When dealing with ADHD or any other type of approach to the root cause of someone’s health issues, it is very individualized. ADHD at its core is an imbalance in neurotransmitters, like dopamine and norepinephrine, so it’s all about figuring out why that imbalance is happening for that particular person. It could be compromised gut health, food sensitivities, thyroid problems, too much refined sugar/processed foods, nutrient deficiencies, or environmental exposures. Here are a few tactics and nutrients that may help:
Food sensitivities: Food triggers are a big cause of ADHD symptoms. An elimination diet or food sensitivity test, where you can identify your triggers and eliminate them has been shown to be very effective. Instead of eliminating these foods forever, it is best to eliminate them for the time being while your gut heals (which is the main cause of food sensitivities), then slowly re-introduce these foods.
Blood sugar control: This is very important due to the fact that 88% of the U.S population isn’t metabolically healthy. In other words, they don’t have good blood sugar control. Having a meal high in carbohydrates with not enough protein or healthy fats will spike your blood sugar. The spike is fine, but afterwards will lead to a crash and not go back to baseline. That crash can lead to a sympathetic nervous system response. So altering your protein to carbohydrate ratio can help influence these neurotransmitters leading to those behavioral symptoms.

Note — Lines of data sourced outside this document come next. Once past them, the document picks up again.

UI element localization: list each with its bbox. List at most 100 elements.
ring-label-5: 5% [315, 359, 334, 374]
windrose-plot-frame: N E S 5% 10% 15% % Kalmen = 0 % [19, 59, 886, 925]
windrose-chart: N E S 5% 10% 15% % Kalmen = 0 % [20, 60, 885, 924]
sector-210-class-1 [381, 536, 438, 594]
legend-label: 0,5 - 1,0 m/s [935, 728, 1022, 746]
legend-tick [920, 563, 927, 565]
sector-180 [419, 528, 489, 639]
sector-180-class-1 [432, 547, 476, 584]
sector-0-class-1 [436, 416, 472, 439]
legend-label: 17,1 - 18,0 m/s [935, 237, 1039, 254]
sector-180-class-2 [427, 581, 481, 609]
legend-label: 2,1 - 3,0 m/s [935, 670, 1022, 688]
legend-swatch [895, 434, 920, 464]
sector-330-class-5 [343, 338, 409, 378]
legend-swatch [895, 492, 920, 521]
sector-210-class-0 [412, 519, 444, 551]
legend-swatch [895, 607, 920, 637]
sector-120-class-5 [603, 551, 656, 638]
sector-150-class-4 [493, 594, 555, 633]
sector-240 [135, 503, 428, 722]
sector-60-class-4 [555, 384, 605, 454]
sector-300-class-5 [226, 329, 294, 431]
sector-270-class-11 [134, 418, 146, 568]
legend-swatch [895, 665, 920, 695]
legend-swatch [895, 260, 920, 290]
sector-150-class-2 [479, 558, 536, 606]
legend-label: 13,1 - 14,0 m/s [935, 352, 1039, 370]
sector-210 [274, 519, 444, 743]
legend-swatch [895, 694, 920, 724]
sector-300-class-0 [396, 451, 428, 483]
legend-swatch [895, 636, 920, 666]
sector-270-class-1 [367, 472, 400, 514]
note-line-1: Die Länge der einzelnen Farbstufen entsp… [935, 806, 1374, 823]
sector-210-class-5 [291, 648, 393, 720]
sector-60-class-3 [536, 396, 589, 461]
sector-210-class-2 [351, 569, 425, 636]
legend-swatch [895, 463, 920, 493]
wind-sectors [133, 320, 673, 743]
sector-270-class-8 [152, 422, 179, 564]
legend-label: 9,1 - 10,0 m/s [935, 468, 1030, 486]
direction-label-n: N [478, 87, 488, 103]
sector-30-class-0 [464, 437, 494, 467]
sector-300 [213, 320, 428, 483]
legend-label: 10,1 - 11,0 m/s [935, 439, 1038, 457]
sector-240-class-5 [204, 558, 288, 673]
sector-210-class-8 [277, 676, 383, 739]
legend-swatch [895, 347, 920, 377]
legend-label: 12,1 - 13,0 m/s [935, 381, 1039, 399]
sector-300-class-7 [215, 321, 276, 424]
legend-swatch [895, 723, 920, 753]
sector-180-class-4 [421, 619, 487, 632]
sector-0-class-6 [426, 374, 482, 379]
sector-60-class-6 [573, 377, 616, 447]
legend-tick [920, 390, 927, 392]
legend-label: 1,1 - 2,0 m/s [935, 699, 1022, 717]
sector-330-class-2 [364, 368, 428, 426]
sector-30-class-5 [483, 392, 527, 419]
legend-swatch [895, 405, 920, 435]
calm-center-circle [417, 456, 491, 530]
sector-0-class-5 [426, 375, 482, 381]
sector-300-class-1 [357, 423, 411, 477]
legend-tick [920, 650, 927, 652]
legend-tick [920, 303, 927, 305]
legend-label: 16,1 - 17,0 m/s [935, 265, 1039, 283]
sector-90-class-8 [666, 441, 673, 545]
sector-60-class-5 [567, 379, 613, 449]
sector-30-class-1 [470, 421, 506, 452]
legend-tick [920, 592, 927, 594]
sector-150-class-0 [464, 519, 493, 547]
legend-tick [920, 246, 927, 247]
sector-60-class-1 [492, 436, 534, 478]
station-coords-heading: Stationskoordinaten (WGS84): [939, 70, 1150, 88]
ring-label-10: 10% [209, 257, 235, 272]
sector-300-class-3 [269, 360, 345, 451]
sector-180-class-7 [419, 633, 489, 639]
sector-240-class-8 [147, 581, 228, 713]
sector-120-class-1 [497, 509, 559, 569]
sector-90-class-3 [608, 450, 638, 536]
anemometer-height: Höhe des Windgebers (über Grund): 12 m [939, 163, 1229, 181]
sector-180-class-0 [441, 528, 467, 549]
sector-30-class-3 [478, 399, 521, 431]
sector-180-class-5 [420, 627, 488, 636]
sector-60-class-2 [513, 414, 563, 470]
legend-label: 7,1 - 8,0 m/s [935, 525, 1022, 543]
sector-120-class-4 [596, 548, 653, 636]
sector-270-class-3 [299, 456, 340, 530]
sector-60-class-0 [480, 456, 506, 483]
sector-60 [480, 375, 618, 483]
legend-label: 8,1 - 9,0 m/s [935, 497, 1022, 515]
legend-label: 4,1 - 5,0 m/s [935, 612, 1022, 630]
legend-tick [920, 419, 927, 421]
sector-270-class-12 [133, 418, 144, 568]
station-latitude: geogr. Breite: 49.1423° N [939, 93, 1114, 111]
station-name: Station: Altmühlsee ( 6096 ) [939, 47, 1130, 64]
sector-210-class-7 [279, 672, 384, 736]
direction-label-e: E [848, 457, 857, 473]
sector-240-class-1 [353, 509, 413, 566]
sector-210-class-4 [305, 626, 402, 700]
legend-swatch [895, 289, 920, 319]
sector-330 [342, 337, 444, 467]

Amino Acids: Similar to the last paragraph, getting enough amino acids (protein) in your diet is needed for your overall brain health. These amino acids in protein such as phenylalanine, tryptophan, and tyrosine are all responsible for creating the neurotransmitters I mentioned earlier that your brain needs to feel good and function properly such as dopamine, serotonin, and norepinephrine. Eating too much refined carbohydrates and not enough protein are not only detrimental to your body in this way but a lot of other ways.
Iron: Iron plays an important role in dopamine system activity. Children with ADHD have been shown to have much lower iron levels than their age and sex matched controls. Even in the absence of anemia, supplementing with iron can still have an impact on ADHD symptoms.
Fatty acids: Fatty acids have such an important role in the central nervous system and neurotransmitter activity. Supplementation with omega 3s changes blood levels and can lead to changes in mood and behavior. It’s pretty well known that eating fish can improve your health, but for this it seems crucial. I would consider an omega 3 supplement of 500mg to 1000mg per day or eating fatty fish at least 3 times per week.
Reducing processed and packaged foods will also have a lot of benefits, probably more so than all of the others. Food dyes, additives, and artificial colorings have been shown to negatively influence behavior and increase hyperactivity especially in children. Some others worth mentioning have that shown positive effects are vitamin D, magnesium, and exercise.